Bonhoeffer was about Jesus. The Bonhoeffer of popular theology is the one who talks from prison about the “world come of age” and “religionless Christianity.” But what put him in prison was Jesus. The church fears that when it says the word Jesus it’s assuming an imperialistic oppressive voice that dominates, excludes, or devalues other voices. The church has too often assumed such a voice. But Jesus doesn’t assume such a voice. Bonhoeffer knew that when the church stops talking about Jesus, it has nothing to say. And when it assumes dominance, it’s not talking about Jesus.

Bonhoeffer was ecumenical. The vital conversation that convinced Bonhoeffer to return to Germany in 1939 was with George Bell, Anglican bishop of Chichester. They became friends in the 1920s ecumenical movement, when denominations really mattered. They matter less now. The days when we could forget about the world and concentrate on our arguments with other Christians are passing. Ecumenical discord is a luxury of the complacent church. We need each other. If we feel the church is weak, it’s because we’ve limited what we’re looking at when we use the word church.

Bonhoeffer was international. He understood that Germany and the church weren’t the same thing. Western Christians are slowly realizing that they aren’t the majority of the church or the part that matters most.
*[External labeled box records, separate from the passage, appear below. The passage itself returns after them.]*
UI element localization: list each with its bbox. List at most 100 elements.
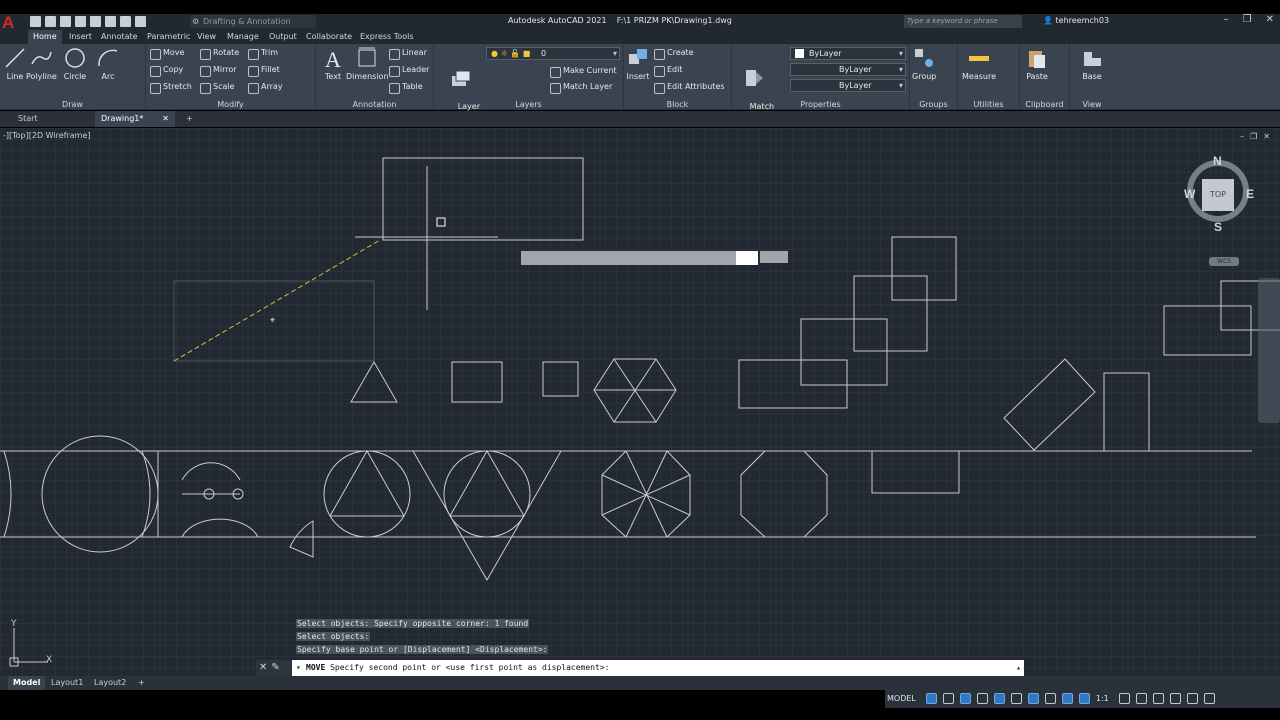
- text-button[interactable]: A Text: [321, 46, 345, 81]
- mirror-button[interactable]: Mirror: [200, 63, 237, 77]
- annotation-monitor-icon[interactable]: [1135, 692, 1147, 704]
- customization-icon[interactable]: [1203, 692, 1215, 704]
- tall-rectangle-shape[interactable]: [1103, 372, 1150, 452]
- fillet-button[interactable]: Fillet: [248, 63, 280, 77]
- insert-button[interactable]: Insert: [626, 46, 650, 81]
- circle-with-triangle[interactable]: [323, 450, 411, 538]
- compass-north[interactable]: N: [1213, 154, 1222, 168]
- customize-wrench-icon[interactable]: ✎: [271, 662, 283, 673]
- new-icon[interactable]: [30, 16, 41, 27]
- lower-arc[interactable]: [181, 518, 259, 538]
- viewcube[interactable]: TOP N S W E WCS: [1183, 154, 1254, 266]
- open-icon[interactable]: [45, 16, 56, 27]
- utilities-panel-title[interactable]: Utilities: [958, 100, 1019, 109]
- linear-button[interactable]: Linear: [389, 46, 427, 60]
- line-button[interactable]: Line: [3, 46, 27, 81]
- compass-south[interactable]: S: [1214, 220, 1222, 234]
- tab-drawing1[interactable]: Drawing1* ✕: [95, 111, 175, 127]
- tab-output[interactable]: Output: [264, 30, 302, 44]
- base-button[interactable]: Base: [1080, 46, 1104, 81]
- rectangle-shape[interactable]: [451, 361, 503, 403]
- undo-icon[interactable]: [120, 16, 131, 27]
- modify-panel-title[interactable]: Modify: [146, 100, 315, 109]
- object-snap-icon[interactable]: [1027, 692, 1039, 704]
- edit-attributes-button[interactable]: Edit Attributes: [654, 80, 725, 94]
- draw-panel-title[interactable]: Draw: [0, 100, 145, 109]
- ortho-icon[interactable]: [959, 692, 971, 704]
- triangle-shape[interactable]: [350, 360, 398, 403]
- square-shape[interactable]: [542, 361, 579, 397]
- compass-west[interactable]: W: [1184, 187, 1195, 201]
- create-block-button[interactable]: Create: [654, 46, 694, 60]
- clean-screen-icon[interactable]: [1186, 692, 1198, 704]
- large-circle[interactable]: [41, 435, 159, 553]
- save-as-icon[interactable]: [75, 16, 86, 27]
- tab-annotate[interactable]: Annotate: [96, 30, 143, 44]
- tab-layout1[interactable]: Layout1: [46, 676, 88, 690]
- array-button[interactable]: Array: [248, 80, 283, 94]
- tab-view[interactable]: View: [192, 30, 221, 44]
- add-layout-button[interactable]: +: [133, 676, 150, 690]
- drawing-geometry[interactable]: ⌖: [0, 128, 1280, 676]
- lineweight-dropdown[interactable]: ByLayer: [790, 79, 906, 92]
- stacked-rectangle-2[interactable]: [800, 318, 888, 386]
- properties-panel-title[interactable]: Properties: [732, 100, 909, 109]
- polyline-button[interactable]: Polyline: [26, 46, 57, 81]
- tab-home[interactable]: Home: [28, 30, 62, 44]
- stretch-button[interactable]: Stretch: [150, 80, 192, 94]
- copy-button[interactable]: Copy: [150, 63, 183, 77]
- command-input[interactable]: ▾ MOVE Specify second point or <use firs…: [292, 660, 1024, 676]
- match-layer-button[interactable]: Match Layer: [550, 80, 612, 94]
- close-icon[interactable]: ✕: [1266, 14, 1274, 25]
- isodraft-icon[interactable]: [993, 692, 1005, 704]
- snap-icon[interactable]: [942, 692, 954, 704]
- tab-express-tools[interactable]: Express Tools: [355, 30, 419, 44]
- search-input[interactable]: Type a keyword or phrase: [904, 15, 1022, 28]
- stacked-rectangle-1[interactable]: [738, 359, 848, 409]
- wcs-menu[interactable]: WCS: [1209, 257, 1239, 266]
- annotation-scale[interactable]: 1:1: [1096, 694, 1109, 703]
- layer-dropdown[interactable]: ● ☼ 🔓 ■ 0: [486, 47, 620, 60]
- save-icon[interactable]: [60, 16, 71, 27]
- units-icon[interactable]: [1152, 692, 1164, 704]
- pie-segment[interactable]: [289, 520, 314, 558]
- tab-layout2[interactable]: Layout2: [89, 676, 131, 690]
- polar-icon[interactable]: [976, 692, 988, 704]
- tab-parametric[interactable]: Parametric: [142, 30, 195, 44]
- measure-button[interactable]: Measure: [962, 46, 996, 81]
- command-history-toggle-icon[interactable]: ▴: [1016, 660, 1021, 676]
- user-account[interactable]: 👤 tehreemch03: [1043, 16, 1109, 25]
- workspace-gear-icon[interactable]: [1118, 692, 1130, 704]
- groups-panel-title[interactable]: Groups: [910, 100, 957, 109]
- layers-panel-title[interactable]: Layers: [434, 100, 623, 109]
- partial-arc-left[interactable]: [3, 450, 12, 538]
- tab-manage[interactable]: Manage: [222, 30, 264, 44]
- linetype-dropdown[interactable]: ByLayer: [790, 63, 906, 76]
- cloud-icon[interactable]: [90, 16, 101, 27]
- color-dropdown[interactable]: ByLayer: [790, 47, 906, 60]
- paste-button[interactable]: Paste: [1025, 46, 1049, 81]
- octagon-shape[interactable]: [740, 450, 828, 538]
- minimize-icon[interactable]: –: [1224, 14, 1229, 25]
- auto-scale-icon[interactable]: [1078, 692, 1090, 704]
- compass-east[interactable]: E: [1246, 187, 1254, 201]
- drawing-canvas[interactable]: -][Top][2D Wireframe] – ❐ ✕ ⌖ TOP N S W …: [0, 128, 1280, 676]
- annotation-visibility-icon[interactable]: [1061, 692, 1073, 704]
- lineweight-icon[interactable]: [1044, 692, 1056, 704]
- scale-button[interactable]: Scale: [200, 80, 235, 94]
- moving-rectangle-preview[interactable]: [382, 157, 584, 241]
- view-panel-title[interactable]: View: [1070, 100, 1114, 109]
- rotated-rectangle-shape[interactable]: [1003, 358, 1096, 451]
- close-tab-icon[interactable]: ✕: [162, 111, 169, 127]
- workspace-switcher[interactable]: Drafting & Annotation: [190, 15, 316, 28]
- move-button[interactable]: Move: [150, 46, 184, 60]
- object-snap-tracking-icon[interactable]: [1010, 692, 1022, 704]
- edit-block-button[interactable]: Edit: [654, 63, 683, 77]
- close-command-icon[interactable]: ✕: [259, 662, 271, 673]
- new-tab-button[interactable]: +: [180, 111, 193, 127]
- table-button[interactable]: Table: [389, 80, 423, 94]
- redo-icon[interactable]: [135, 16, 146, 27]
- stacked-rectangle-3[interactable]: [853, 275, 928, 352]
- group-button[interactable]: Group: [912, 46, 936, 81]
- dimension-button[interactable]: Dimension: [346, 46, 389, 81]
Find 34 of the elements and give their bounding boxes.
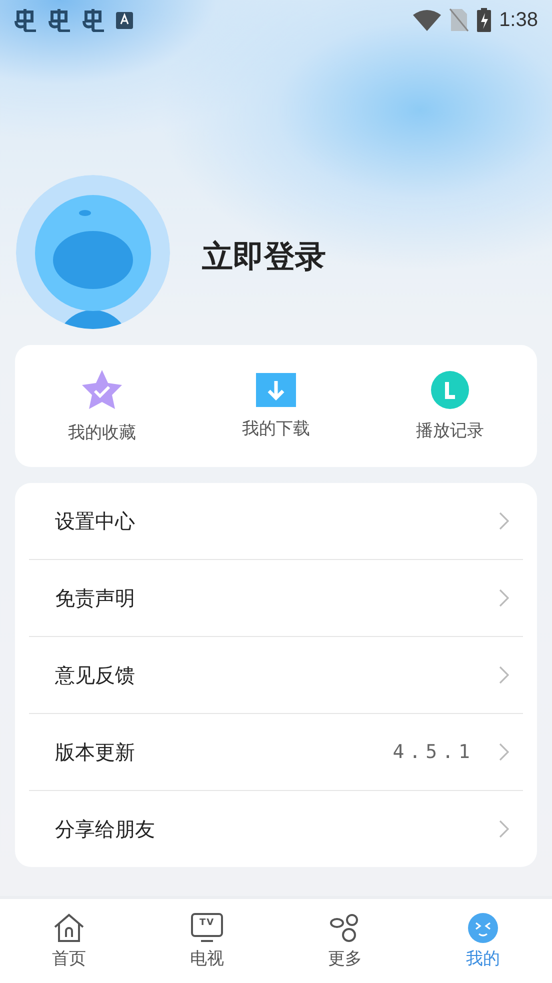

Christianity doesn’t fundamentally belong to them. Bonhoeffer may be a dead white Western male, but his legacy points us in global directions. When people say Christianity is in decline, you have to ask which map they’re looking at.

Bonhoeffer was politically engaged. There were Christians in 1930s Germany who thought salvation was about saving souls and it wasn’t their business to get involved in politics. That reasoning left 6 million Jews dead and ten times that number dead globally. Politics is the name we give to resolving differences short of violence. If you don’t do politics, you end up doing violence.

Bonhoeffer was rooted in an accountable community. He saw that for his Confessing Church to have any backbone, it needed to be led by pastors who took for granted the simple, straightforward practices of daily prayer, the confession of sin, the studying of scripture, and the sharing of communion. His book Life Together describes that uncompromising, uncluttered set of priorities. Community is easier to theorize about than to practice, but it’s still the center of the church’s renewal.

Bonhoeffer was prepared to face danger. One of the assumptions I find bewildering yet widespread in the church is that if one is a good Christian, one’s days will be long and one shall multiply and one’s valleys will grow rich with corn. Most of the people in the Bible face danger, hardship, crisis, tragedy, and fear. Those are the places God most often shows up. God is close to the poor, not because there’s anything holy about poverty, but because those in poverty face such things all the time, and that’s what brings them face to face with God. Bonhoeffer wrestled with this in 1939. He could do so much good from the safe distance of America, but he was called to be in the place of danger. We face the same choices.